MILES MCENERY GALLERY is delighted to present “The Responsive Eye Revisited: Then, Now, and In-Between.” The exhibition will open 14 January at 520 West 21st Street and will remain on view through 15 February 2020. A fully illustrated publication featuring an essay by David Pagel accompanies the exhibition. Pagel is an art critic who writes regularly for the Los Angeles Times as well as a Professor of Art Theory at Claremont Graduate University and an adjunct curator at the Parrish Art Museum.
Paying tribute to the Museum of Modern Art’s 1965 exhibition entitled “The Responsive Eye,” Miles McEnery Gallery’s presentation of “The Responsive Eye Revisited,” sets forth a reinvigorated take on the iconic exhibition. Emphasizing the wonders of the perceptual and cognitive experiences created by abstraction, “The Responsive Eye Revisited” spotlights the ongoing, boundless impact of abstract art.
In the climate of the mid-1960s, the original exhibition generated widespread discussion about the value of viewer interaction in contemporary art. “The Responsive Eye,” looked to the future — the artists aimed to break free from the boundaries of the past, charged with the prospect of art’s ability to do the unprecedented. Including a range of materials, they rejected the exclusive notion that art is an extension of its creator’s inner sentiments, and gave precedence to the viewer’s unique and intimate interactions with a work of art.
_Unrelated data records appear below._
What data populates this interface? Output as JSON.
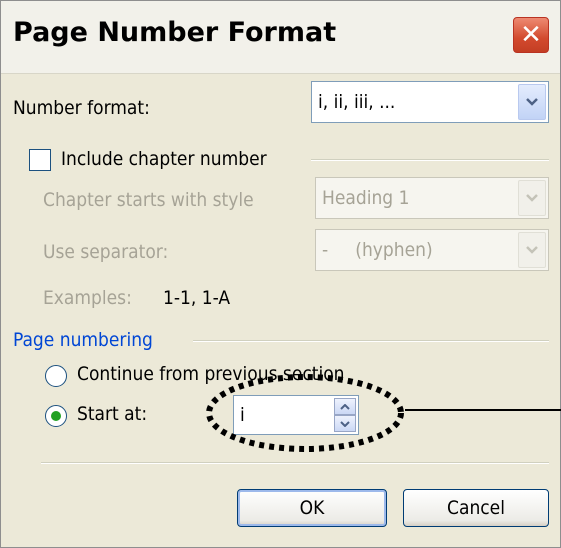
{
  "window": {
    "title": "Page Number Format"
  },
  "number_format": {
    "label": "Number format:",
    "value": "i, ii, iii, ..."
  },
  "include_chapter": {
    "label": "Include chapter number",
    "checked": false
  },
  "chapter_style": {
    "label": "Chapter starts with style",
    "value": "Heading 1"
  },
  "separator": {
    "label": "Use separator:",
    "value": "-     (hyphen)"
  },
  "examples": {
    "label": "Examples:",
    "value": "1-1, 1-A"
  },
  "page_numbering": {
    "heading": "Page numbering",
    "continue_label": "Continue from previous section",
    "start_label": "Start at:",
    "start_value": "i",
    "selected": "start_at"
  },
  "buttons": {
    "ok": "OK",
    "cancel": "Cancel"
  }
}
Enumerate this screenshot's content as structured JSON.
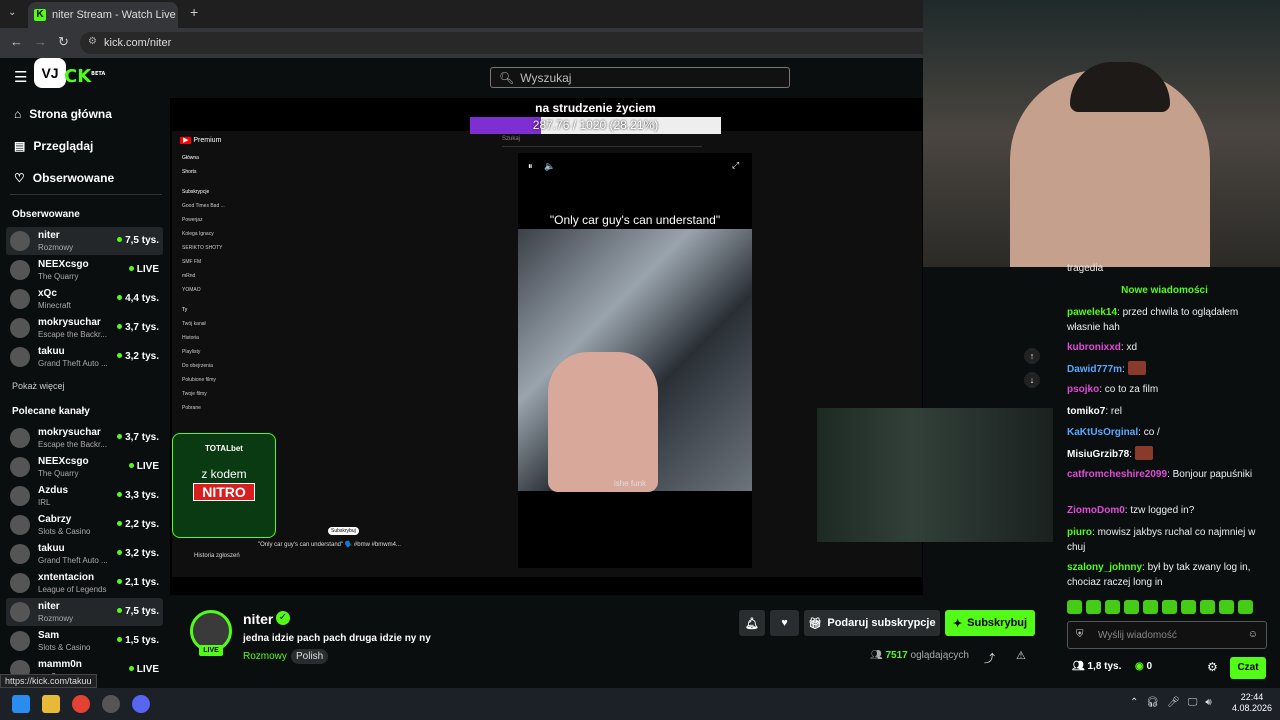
{
  "browser": {
    "tab_title": "niter Stream - Watch Live o",
    "url": "kick.com/niter",
    "status_url": "https://kick.com/takuu"
  },
  "header": {
    "search_placeholder": "Wyszukaj",
    "logo_text": "CK",
    "beta": "BETA"
  },
  "sidebar": {
    "nav": [
      {
        "label": "Strona główna",
        "icon": "home-icon"
      },
      {
        "label": "Przeglądaj",
        "icon": "browse-icon"
      },
      {
        "label": "Obserwowane",
        "icon": "heart-icon"
      }
    ],
    "followed_title": "Obserwowane",
    "followed": [
      {
        "name": "niter",
        "category": "Rozmowy",
        "viewers": "7,5 tys."
      },
      {
        "name": "NEEXcsgo",
        "category": "The Quarry",
        "viewers": "LIVE"
      },
      {
        "name": "xQc",
        "category": "Minecraft",
        "viewers": "4,4 tys."
      },
      {
        "name": "mokrysuchar",
        "category": "Escape the Backr...",
        "viewers": "3,7 tys."
      },
      {
        "name": "takuu",
        "category": "Grand Theft Auto ...",
        "viewers": "3,2 tys."
      }
    ],
    "show_more": "Pokaż więcej",
    "recommended_title": "Polecane kanały",
    "recommended": [
      {
        "name": "mokrysuchar",
        "category": "Escape the Backr...",
        "viewers": "3,7 tys."
      },
      {
        "name": "NEEXcsgo",
        "category": "The Quarry",
        "viewers": "LIVE"
      },
      {
        "name": "Azdus",
        "category": "IRL",
        "viewers": "3,3 tys."
      },
      {
        "name": "Cabrzy",
        "category": "Slots & Casino",
        "viewers": "2,2 tys."
      },
      {
        "name": "takuu",
        "category": "Grand Theft Auto ...",
        "viewers": "3,2 tys."
      },
      {
        "name": "xntentacion",
        "category": "League of Legends",
        "viewers": "2,1 tys."
      },
      {
        "name": "niter",
        "category": "Rozmowy",
        "viewers": "7,5 tys."
      },
      {
        "name": "Sam",
        "category": "Slots & Casino",
        "viewers": "1,5 tys."
      },
      {
        "name": "mamm0n",
        "category": "...e 2",
        "viewers": "LIVE"
      }
    ]
  },
  "overlay": {
    "goal_text": "na strudzenie życiem",
    "progress_text": "287.76 / 1020 (28.21%)",
    "progress_fraction": 0.2821,
    "short_caption": "\"Only car guy's can understand\"",
    "short_watermark": "ishe funk",
    "yt_logo": "Premium",
    "yt_search": "Szukaj",
    "yt_nav": [
      "Główna",
      "Shorts"
    ],
    "yt_subs_title": "Subskrypcje",
    "yt_subs": [
      "Good Times Bad ...",
      "Powerjaz",
      "Kolega Ignacy",
      "SERIKTO SHOTY",
      "SMF FM",
      "mRnd",
      "YOMAO"
    ],
    "yt_you_title": "Ty",
    "yt_you": [
      "Twój kanał",
      "Historia",
      "Playlisty",
      "Do obejrzenia",
      "Polubione filmy",
      "Twoje filmy",
      "Pobrane"
    ],
    "yt_history": "Historia zgłoszeń",
    "yt_video_title": "\"Only car guy's can understand\" 🗣️ #bmw #bmwm4...",
    "yt_subscribe": "Subskrybuj",
    "promo_brand": "TOTALbet",
    "promo_line1": "z kodem",
    "promo_line2": "NITRO"
  },
  "stream": {
    "name": "niter",
    "title": "jedna idzie pach pach druga idzie ny ny",
    "category": "Rozmowy",
    "tag": "Polish",
    "live": "LIVE",
    "gift_label": "Podaruj subskrypcje",
    "subscribe_label": "Subskrybuj",
    "viewers_count": "7517",
    "viewers_label": "oglądających"
  },
  "chat": {
    "new_messages": "Nowe wiadomości",
    "top_fragment": "tragedia",
    "messages": [
      {
        "user": "pawelek14",
        "color": "#53fc18",
        "text": "przed chwila to oglądałem własnie hah"
      },
      {
        "user": "kubronixxd",
        "color": "#e04bd8",
        "text": "xd"
      },
      {
        "user": "Dawid777m",
        "color": "#5aa9ff",
        "text": ""
      },
      {
        "user": "psojko",
        "color": "#e04bd8",
        "text": "co to za film"
      },
      {
        "user": "tomiko7",
        "color": "#ffffff",
        "text": "rel"
      },
      {
        "user": "KaKtUsOrginal",
        "color": "#5aa9ff",
        "text": "co /"
      },
      {
        "user": "MisiuGrzib78",
        "color": "#ffffff",
        "text": ""
      },
      {
        "user": "catfromcheshire2099",
        "color": "#e04bd8",
        "text": "Bonjour papuśniki"
      },
      {
        "user": "ZiomoDom0",
        "color": "#e04bd8",
        "text": "tzw logged in?"
      },
      {
        "user": "piuro",
        "color": "#53fc18",
        "text": "mowisz jakbys ruchal co najmniej w chuj"
      },
      {
        "user": "szalony_johnny",
        "color": "#53fc18",
        "text": "był by tak zwany log in, chociaz raczej long in"
      }
    ],
    "input_placeholder": "Wyślij wiadomość",
    "followers": "1,8 tys.",
    "points": "0",
    "send_label": "Czat"
  },
  "taskbar": {
    "time": "22:44",
    "date": "4.08.2026"
  }
}
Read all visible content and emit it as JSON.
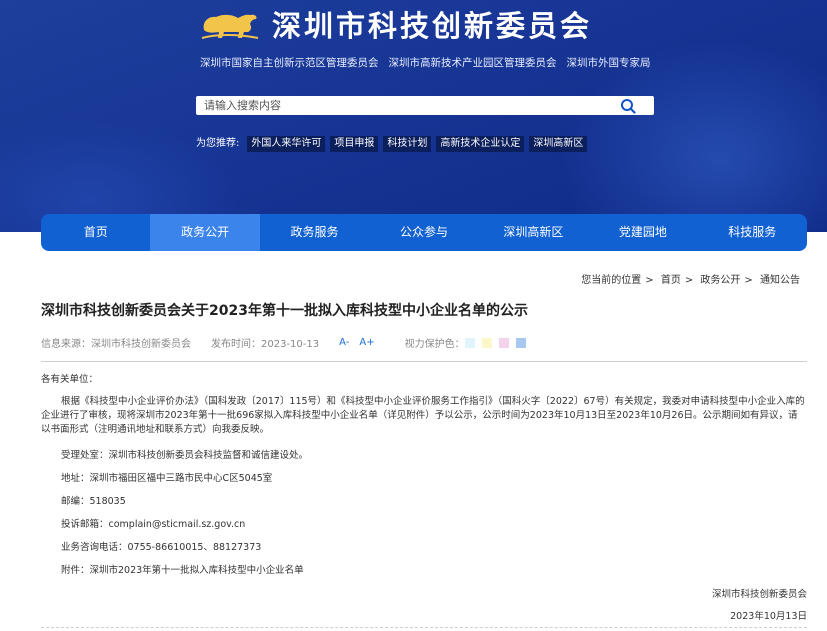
{
  "header": {
    "site_title": "深圳市科技创新委员会",
    "sub_links": [
      "深圳市国家自主创新示范区管理委员会",
      "深圳市高新技术产业园区管理委员会",
      "深圳市外国专家局"
    ],
    "search": {
      "placeholder": "请输入搜索内容"
    },
    "hot_label": "为您推荐:",
    "hot_tags": [
      "外国人来华许可",
      "项目申报",
      "科技计划",
      "高新技术企业认定",
      "深圳高新区"
    ]
  },
  "nav": {
    "items": [
      "首页",
      "政务公开",
      "政务服务",
      "公众参与",
      "深圳高新区",
      "党建园地",
      "科技服务"
    ],
    "active": "政务公开"
  },
  "breadcrumb": {
    "prefix": "您当前的位置",
    "items": [
      "首页",
      "政务公开",
      "通知公告"
    ],
    "sep": ">"
  },
  "article": {
    "title": "深圳市科技创新委员会关于2023年第十一批拟入库科技型中小企业名单的公示",
    "source_label": "信息来源：深圳市科技创新委员会",
    "date_label": "发布时间：2023-10-13",
    "font_smaller": "A-",
    "font_larger": "A+",
    "eye_label": "视力保护色：",
    "eye_colors": [
      "#dff5fb",
      "#fbf7c9",
      "#f5d3ef",
      "#a9c8ef"
    ],
    "salutation": "各有关单位：",
    "main_paragraph": "根据《科技型中小企业评价办法》（国科发政〔2017〕115号）和《科技型中小企业评价服务工作指引》（国科火字〔2022〕67号）有关规定，我委对申请科技型中小企业入库的企业进行了审核，现将深圳市2023年第十一批696家拟入库科技型中小企业名单（详见附件）予以公示，公示时间为2023年10月13日至2023年10月26日。公示期间如有异议，请以书面形式（注明通讯地址和联系方式）向我委反映。",
    "contact_items": [
      "受理处室：深圳市科技创新委员会科技监督和诚信建设处。",
      "地址：深圳市福田区福中三路市民中心C区5045室",
      "邮编：518035",
      "投诉邮箱：complain@sticmail.sz.gov.cn",
      "业务咨询电话：0755-86610015、88127373",
      "附件：深圳市2023年第十一批拟入库科技型中小企业名单"
    ],
    "signature": "深圳市科技创新委员会",
    "sign_date": "2023年10月13日"
  }
}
“The Responsive Eye Revisited,” alternatively, looks to the past while remaining firmly grounded in the present. The exhibition includes a selection of works by contemporary artists — Beverly Fishman, Warren Isensee, Markus Linnenbrink, and Patrick Wilson — alongside artists who themselves participated in the original exhibition or were active in the decades in-between — Josef Albers, Karl Benjamin, Gene Davis, Lorser Feitelson, Frederick Hammersley, John McLaughlin, Kenneth Noland, and Al Held.
Illustrating an inclusive understanding of the power of abstract painting, “The Responsive Eye Revisited,” highlights how contemporary artists masterfully apply the medium of paint with a sensual quality capable of engaging both the mind and body. As David Pagel writes, “Although their materials are conventional, what they do with them is anything but. They make paint sing—silently and like nothing else out there.”